Die Klägerin behauptet, sie habe noch am 15.01.2004 bei der Beklagten angerufen, um einen Termin zu vereinbaren, sei jedoch nicht auf eine Pflicht zur unverzüglichen Meldung hingewiesen worden.

Die Klägerin beantragt,

die Beklagte unter Abänderung des Bescheides vom 23.07.2004 in der Fassung des Widerspruchsbescheides vom 13.08.2004 zu verurteilen, ihr ungemindertes Arbeitslosengeld auch für die Zeit vom 01. bis 17.09.2004 zu zahlen.

Die Beklagte beantragt,

die Klage abzuweisen.

Sie bleibt bei ihrer bisherigen Auffassung.

Hinsichtlich der wesentlichen Einzelheiten des Sach- und Streitstandes wird auf die gewechselten Schriftsätze und die übrige Gerichtsakte sowie die beigezogene Verwaltungsakte, deren wesentlicher Inhalt Gegenstand der mündlichen Verhandlung gewesen ist, verwiesen.

Entscheidungsgründe:

Die zulässige Klage ist begründet. Die angefochtenen Entscheidungen der Beklagten sind rechtswidrig im Sinne des § 54 Abs. 2 Satz 1 Sozialgerichtsgesetz (SGG). Die Beklagte durfte den Alg-Anspruch der Klägerin nicht wegen verspäteter Meldung mindern. Die §§ 37 b und 140 Sozialgesetzbuch Drittes Buch – Arbeitsförderung – (SGB III) als gesetzliche Grundlagen der Minderung sind verfassungskonform dahingehend auszulegen, dass eine Minderung zumindest dann unterbleibt, wenn der Betroffene seine Obliegenheit zu frühzeitiger Meldung als arbeitsuchend weder kennt noch aufgrund grober Fahrlässigkeit nicht kennt und auch keine allgemein bekannten Verhaltenserwartungen der Versichertengemeinschaft missachtet hat.

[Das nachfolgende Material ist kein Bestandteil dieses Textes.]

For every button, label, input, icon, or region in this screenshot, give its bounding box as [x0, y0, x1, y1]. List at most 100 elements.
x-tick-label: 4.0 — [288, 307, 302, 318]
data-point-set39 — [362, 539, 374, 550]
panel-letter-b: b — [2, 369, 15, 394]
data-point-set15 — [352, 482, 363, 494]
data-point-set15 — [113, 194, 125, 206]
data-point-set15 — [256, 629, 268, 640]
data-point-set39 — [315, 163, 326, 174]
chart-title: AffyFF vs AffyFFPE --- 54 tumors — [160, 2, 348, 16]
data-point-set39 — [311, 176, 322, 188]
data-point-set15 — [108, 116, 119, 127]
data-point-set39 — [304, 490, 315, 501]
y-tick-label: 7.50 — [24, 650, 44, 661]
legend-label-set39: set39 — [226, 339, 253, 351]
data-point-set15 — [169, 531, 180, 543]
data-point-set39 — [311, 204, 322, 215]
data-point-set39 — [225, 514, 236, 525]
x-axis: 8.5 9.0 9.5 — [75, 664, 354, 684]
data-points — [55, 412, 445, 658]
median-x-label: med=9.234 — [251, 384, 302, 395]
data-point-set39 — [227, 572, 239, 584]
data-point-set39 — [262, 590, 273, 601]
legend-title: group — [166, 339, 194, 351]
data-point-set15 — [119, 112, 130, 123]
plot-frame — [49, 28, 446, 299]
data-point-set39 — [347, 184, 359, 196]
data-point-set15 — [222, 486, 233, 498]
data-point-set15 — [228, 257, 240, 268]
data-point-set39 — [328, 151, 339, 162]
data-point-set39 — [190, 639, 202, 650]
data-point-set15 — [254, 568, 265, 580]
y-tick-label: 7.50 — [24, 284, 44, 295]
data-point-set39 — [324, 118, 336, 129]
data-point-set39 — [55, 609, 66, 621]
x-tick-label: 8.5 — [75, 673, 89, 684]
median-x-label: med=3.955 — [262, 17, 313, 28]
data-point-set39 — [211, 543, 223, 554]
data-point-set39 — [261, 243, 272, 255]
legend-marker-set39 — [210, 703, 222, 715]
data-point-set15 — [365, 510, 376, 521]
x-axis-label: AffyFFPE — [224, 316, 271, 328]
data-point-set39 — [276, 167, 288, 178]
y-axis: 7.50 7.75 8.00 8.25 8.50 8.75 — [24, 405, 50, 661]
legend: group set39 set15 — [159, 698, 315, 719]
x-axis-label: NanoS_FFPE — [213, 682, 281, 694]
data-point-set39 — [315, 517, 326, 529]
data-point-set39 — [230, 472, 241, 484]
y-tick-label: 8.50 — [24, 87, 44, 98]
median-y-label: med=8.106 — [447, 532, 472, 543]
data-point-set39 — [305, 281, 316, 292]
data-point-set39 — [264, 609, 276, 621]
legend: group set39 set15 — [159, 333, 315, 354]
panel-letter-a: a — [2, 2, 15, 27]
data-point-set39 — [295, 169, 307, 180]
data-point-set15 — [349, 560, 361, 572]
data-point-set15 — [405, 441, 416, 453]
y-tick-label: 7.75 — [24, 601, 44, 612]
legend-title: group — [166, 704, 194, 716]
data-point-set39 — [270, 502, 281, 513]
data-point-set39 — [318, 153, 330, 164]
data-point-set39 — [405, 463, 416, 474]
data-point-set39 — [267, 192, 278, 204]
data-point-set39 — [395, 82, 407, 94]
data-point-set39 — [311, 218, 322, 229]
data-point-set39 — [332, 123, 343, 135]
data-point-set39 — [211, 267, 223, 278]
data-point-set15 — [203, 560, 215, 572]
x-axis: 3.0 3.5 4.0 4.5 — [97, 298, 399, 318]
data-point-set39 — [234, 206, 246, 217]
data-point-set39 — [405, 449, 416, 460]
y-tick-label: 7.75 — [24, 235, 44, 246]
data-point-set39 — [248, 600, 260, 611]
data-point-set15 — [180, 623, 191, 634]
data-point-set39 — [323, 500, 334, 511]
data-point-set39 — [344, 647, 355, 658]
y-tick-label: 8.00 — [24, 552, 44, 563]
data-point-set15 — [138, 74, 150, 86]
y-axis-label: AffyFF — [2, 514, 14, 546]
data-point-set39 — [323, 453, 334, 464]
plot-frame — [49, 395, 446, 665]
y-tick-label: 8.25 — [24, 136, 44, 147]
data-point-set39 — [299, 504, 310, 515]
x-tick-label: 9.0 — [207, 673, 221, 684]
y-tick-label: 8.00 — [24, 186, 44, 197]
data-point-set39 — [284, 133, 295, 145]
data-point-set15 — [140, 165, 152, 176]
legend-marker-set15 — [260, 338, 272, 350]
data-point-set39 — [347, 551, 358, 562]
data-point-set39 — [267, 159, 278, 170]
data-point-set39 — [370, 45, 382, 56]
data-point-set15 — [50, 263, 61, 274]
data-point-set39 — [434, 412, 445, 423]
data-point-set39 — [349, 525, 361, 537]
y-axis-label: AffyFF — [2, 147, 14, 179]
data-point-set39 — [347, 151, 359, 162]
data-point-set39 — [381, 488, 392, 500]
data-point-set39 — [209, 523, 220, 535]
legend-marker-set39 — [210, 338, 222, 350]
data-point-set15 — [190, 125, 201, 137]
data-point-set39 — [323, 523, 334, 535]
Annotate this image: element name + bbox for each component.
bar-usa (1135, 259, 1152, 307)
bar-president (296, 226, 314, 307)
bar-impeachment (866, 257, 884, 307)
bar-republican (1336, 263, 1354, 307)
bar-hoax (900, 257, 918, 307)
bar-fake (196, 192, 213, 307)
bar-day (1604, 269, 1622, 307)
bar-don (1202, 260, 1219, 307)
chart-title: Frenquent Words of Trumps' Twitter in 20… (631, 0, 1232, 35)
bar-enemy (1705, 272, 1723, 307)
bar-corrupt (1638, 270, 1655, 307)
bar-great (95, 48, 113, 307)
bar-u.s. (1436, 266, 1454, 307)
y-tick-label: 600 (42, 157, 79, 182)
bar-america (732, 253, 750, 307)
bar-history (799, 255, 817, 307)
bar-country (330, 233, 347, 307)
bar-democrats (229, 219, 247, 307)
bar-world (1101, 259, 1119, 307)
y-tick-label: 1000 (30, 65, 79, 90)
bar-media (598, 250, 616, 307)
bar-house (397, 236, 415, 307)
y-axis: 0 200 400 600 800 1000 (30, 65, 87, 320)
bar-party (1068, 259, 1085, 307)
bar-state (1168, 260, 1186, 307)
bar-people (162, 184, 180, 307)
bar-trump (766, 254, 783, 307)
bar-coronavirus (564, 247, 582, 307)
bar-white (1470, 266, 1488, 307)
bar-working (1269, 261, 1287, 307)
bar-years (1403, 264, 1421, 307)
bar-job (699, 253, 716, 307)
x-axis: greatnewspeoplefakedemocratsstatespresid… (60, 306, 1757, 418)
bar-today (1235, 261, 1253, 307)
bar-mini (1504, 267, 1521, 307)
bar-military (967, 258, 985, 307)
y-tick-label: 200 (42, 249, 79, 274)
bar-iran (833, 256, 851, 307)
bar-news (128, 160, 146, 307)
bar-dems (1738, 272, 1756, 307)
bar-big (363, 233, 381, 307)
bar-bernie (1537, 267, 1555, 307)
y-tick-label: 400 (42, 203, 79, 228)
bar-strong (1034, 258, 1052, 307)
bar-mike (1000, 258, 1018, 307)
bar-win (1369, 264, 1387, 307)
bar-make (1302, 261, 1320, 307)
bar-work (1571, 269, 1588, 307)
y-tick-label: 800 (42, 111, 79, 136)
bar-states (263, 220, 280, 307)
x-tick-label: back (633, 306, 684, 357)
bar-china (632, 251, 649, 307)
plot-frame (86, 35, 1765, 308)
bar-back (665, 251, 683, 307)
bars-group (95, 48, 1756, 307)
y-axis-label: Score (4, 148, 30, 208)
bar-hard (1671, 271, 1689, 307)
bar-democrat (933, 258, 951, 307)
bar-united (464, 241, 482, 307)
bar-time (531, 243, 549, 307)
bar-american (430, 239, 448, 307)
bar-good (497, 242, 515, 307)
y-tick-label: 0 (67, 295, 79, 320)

Die Beklagte zahlt nach Maßgabe der §§ 117 ff SGB III Alg. Dass die Klägerin die Anspruchsvoraussetzungen hierfür erfüllt, ist zwischen den Beteiligten nicht streitig. Die Beklagte durfte den Alg-Anspruch auch nicht nach § 140 SGB III mindern. Nach Satz 1 dieser Vorschrift mindert sich der Anspruch auf Alg, wenn sich der Arbeitslose entgegen § 37 b SGB III nicht unverzüglich arbeitsuchend gemeldet hat. Nach § 37 b Satz 1 SGB III sind Personen, deren Versicherungspflichtverhältnis endet, verpflichtet, sich unverzüglich nach Kenntnis des Beendigungszeitpunkts persönlich bei der Agentur für Arbeit arbeitsuchend zu melden.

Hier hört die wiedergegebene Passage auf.